A few posts ago I was talking about heritabilities (like here) and it’s time to say something about genetic correlations. This is how I explain correlations to myself or in meetings with colleagues. Nothing formal, mostly an analogy.
Say we have to draw a distribution of breeding values for one trait (X) and, rather than looking from the side, we look at it from the top. It looks like a straight line, where the length gives an idea of variability and the cross marks the mean. We can have another distribution (Y), perhaps not as long (so not so variable) or maybe longer.

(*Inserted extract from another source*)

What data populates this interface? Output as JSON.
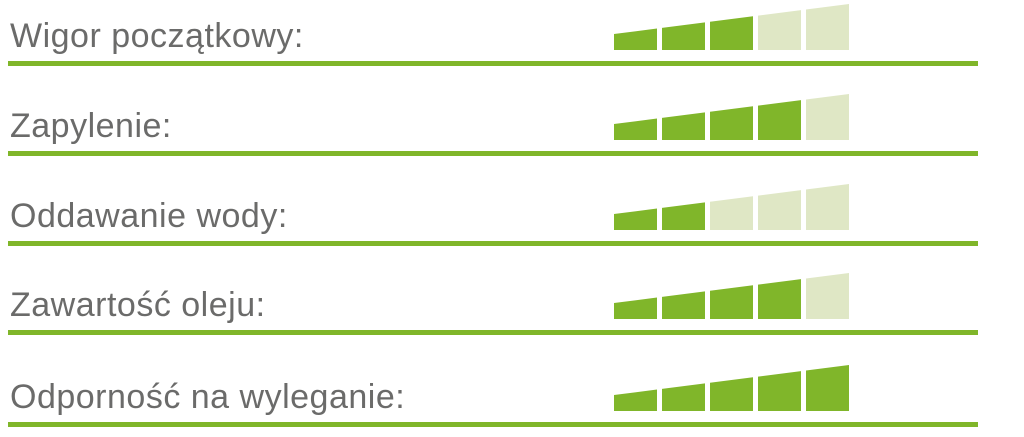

Often variables will vary together (co-vary, vary at the same time) and we can show that by drawing the lines at an angle, where they cross at their means. If you look at the formula for the covariance (co-variance, because traits co-vary, get it?), we grab the deviation from the mean for the two traits for each of the observations, multiply them, add them all up and get their average. We get positive values for the product when both traits are above or below the mean; we get negative values when one trait is below the mean and the other above it. Covariances are a pain, as they can take any value. Instead we can use “standardised” covariances, that vary between -1 and 1: we call these things *correlations*.
If the angle between the distributions is less than 90 degrees, increasing the values of one of the traits is (on average) accompanied by an increase on the other trait. then we have a positive covariance and, therefore, a positive correlation. The smaller the angle, the closer to a correlation of 1.
If the angle is 0 degrees (or close to it), changing the value of one trait has no (or very little) effect on the other trait. Zero correlation.
If the angle is greater than 90 degrees, changing the value of one trait tends to reduce the values of the other trait. The closer the angle to 180 degrees (so the positive values of one distribution are closer to the negative values of the other distribution), the closer to a -1 correlation.
Why do we care about these correlations? We use them all over the place in breeding. Sometimes as a measure of trade-off, as in “if I increase X, what will happen with Y?” or correlated response to selection. We also use them to understand how much information in one trait is contained in another trait, as in “can I use X as a selection criteria for Y?”. And a bunch of other uses, as well. But that’s another post.